Here's the current outline, I'm sure it will expand.
- Metadata: Title, author, last revised.
- About: Describes use, includes URL on Google.
- Passwords and Combinations: Where my 1Password archive is and how to get to it -- including the location of a backup copy of the global password (paper). Where I keep the simple household combinations.
- Backups: Where my backups are (office and home) in case of need.
- Money: Where the money is. This is most important if both Emily and I are taken out by an errant meteoroid.
- Domains: I own about a dozen domain names. Some are worth money, some provide access to digital content the kids might want.
- Photo archive: How to get the family pictures.
- Media archive: Probably not a top priority, but no reason the tunes should go.
- Kateva: Dogs don't get into wills, but executors look for advice on canine provisions. I suppose I'll say something about the gerbil too.
- What goes to which kid: This is the dangerous part. Who gets the Family domain? Who gets the wedding ring? (Ok, the last one is easy, we have only 1 daughter.) It is something I need to do though.
- Dispensing of "John Gordon" (not my TrueName) - including the blogs.
 That really should be a word.
 Once it's setup I'll make her 'owner' and I'll keep edit privileges. Helps with survivorship. She can do the same for me of course.
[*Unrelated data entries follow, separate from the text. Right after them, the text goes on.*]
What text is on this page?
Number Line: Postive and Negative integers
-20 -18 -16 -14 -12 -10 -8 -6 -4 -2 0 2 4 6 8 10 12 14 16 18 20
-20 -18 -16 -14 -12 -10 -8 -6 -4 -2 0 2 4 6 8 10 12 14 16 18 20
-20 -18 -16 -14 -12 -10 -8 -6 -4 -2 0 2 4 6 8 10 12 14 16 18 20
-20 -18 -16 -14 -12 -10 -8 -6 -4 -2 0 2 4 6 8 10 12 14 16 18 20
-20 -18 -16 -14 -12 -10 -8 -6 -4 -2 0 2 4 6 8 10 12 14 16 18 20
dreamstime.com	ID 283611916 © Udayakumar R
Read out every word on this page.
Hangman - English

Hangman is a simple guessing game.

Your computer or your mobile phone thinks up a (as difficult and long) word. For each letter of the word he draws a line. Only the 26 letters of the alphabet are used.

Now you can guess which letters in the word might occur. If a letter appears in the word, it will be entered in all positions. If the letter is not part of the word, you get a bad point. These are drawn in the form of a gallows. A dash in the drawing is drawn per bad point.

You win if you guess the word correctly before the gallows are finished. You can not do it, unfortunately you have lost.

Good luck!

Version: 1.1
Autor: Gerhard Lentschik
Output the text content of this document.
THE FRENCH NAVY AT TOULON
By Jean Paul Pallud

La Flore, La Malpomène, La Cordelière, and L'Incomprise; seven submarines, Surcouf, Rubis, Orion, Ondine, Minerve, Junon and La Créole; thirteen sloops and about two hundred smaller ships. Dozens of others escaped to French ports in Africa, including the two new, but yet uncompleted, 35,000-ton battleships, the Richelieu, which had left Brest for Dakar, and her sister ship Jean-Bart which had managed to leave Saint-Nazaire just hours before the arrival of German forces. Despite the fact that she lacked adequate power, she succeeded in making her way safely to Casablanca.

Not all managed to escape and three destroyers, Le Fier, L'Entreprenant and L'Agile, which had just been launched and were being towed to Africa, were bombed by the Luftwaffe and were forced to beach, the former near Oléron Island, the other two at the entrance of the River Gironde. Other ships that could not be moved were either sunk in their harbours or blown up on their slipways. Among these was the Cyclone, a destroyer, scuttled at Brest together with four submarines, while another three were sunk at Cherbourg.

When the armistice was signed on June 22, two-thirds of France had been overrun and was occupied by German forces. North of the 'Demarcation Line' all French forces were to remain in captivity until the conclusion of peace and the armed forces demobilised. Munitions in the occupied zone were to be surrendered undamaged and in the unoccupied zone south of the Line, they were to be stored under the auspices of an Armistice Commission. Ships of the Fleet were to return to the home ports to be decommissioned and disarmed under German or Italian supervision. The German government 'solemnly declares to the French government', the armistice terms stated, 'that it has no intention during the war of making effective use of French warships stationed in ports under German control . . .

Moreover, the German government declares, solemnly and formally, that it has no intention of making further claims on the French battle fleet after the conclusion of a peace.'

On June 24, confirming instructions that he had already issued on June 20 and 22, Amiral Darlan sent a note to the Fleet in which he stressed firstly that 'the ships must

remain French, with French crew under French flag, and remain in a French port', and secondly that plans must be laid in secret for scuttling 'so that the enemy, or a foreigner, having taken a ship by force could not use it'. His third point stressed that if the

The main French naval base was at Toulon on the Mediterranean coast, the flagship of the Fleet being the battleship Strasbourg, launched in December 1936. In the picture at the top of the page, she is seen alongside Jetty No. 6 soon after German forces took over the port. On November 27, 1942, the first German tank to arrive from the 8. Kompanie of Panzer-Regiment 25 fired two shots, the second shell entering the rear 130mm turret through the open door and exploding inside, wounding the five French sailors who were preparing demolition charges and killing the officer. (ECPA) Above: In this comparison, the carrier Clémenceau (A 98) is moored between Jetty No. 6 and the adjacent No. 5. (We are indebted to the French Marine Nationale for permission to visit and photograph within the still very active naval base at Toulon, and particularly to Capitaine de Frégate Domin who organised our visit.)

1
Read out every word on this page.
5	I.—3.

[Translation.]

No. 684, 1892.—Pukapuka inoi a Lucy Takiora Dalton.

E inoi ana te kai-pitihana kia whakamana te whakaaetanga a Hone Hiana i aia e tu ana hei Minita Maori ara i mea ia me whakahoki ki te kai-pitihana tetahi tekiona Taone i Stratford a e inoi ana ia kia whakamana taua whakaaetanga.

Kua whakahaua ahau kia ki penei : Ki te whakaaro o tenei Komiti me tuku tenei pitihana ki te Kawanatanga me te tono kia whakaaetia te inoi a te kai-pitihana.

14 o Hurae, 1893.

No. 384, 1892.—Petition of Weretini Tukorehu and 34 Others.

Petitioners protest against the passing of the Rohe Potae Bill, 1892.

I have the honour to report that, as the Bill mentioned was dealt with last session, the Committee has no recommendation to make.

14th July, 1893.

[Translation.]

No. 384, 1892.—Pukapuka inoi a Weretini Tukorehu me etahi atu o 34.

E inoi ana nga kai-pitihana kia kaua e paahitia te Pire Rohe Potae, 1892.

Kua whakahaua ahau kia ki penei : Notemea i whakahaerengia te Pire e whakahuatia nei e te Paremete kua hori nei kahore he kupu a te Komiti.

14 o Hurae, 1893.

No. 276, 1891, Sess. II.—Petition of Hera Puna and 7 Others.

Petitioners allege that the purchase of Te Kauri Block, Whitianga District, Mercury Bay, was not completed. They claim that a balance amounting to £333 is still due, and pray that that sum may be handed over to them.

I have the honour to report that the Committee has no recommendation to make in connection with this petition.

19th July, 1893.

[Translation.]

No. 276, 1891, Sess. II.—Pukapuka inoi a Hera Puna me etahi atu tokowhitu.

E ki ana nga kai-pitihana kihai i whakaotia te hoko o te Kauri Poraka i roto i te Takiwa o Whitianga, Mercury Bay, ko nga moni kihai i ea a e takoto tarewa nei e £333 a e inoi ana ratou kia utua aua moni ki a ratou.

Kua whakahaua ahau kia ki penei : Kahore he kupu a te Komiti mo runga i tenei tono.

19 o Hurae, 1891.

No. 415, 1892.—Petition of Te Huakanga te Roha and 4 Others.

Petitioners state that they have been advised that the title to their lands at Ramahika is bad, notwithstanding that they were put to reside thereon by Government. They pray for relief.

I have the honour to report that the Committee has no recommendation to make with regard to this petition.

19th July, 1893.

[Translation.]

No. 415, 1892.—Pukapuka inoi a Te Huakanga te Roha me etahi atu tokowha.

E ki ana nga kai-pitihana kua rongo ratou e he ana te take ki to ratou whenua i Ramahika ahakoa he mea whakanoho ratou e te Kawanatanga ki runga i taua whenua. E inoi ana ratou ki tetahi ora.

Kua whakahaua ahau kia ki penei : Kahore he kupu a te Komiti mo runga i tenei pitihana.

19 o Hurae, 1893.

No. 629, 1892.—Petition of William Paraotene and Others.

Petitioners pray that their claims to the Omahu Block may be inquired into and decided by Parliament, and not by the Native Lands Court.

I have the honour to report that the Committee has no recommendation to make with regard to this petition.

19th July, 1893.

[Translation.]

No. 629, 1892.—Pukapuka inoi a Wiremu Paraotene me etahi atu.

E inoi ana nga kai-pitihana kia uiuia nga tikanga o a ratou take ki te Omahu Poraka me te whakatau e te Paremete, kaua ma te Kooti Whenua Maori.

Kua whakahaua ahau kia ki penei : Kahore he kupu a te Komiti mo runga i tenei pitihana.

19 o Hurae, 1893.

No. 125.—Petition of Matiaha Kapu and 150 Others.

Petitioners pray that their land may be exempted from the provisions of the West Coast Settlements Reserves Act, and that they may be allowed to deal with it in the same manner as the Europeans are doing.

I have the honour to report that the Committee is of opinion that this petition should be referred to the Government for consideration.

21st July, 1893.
 Almost impossible to type. Since the data isn't super-secure I used Google's URL shortening service to create something one could read off a paper version and type in a browser.
- Gordon's Notes: You're 50 now. It's time to start plan 0. 7/2012 - it's a cheery time of life :-).
As I worked on this my outline grew. I also realized, with mild horror, that if the server were lost or destroyed my estate would need the passwords to my encrypted offsite backups. "Best" security practices are hell on an Estate. For example -- Google two factor. What if my phone is gone too?!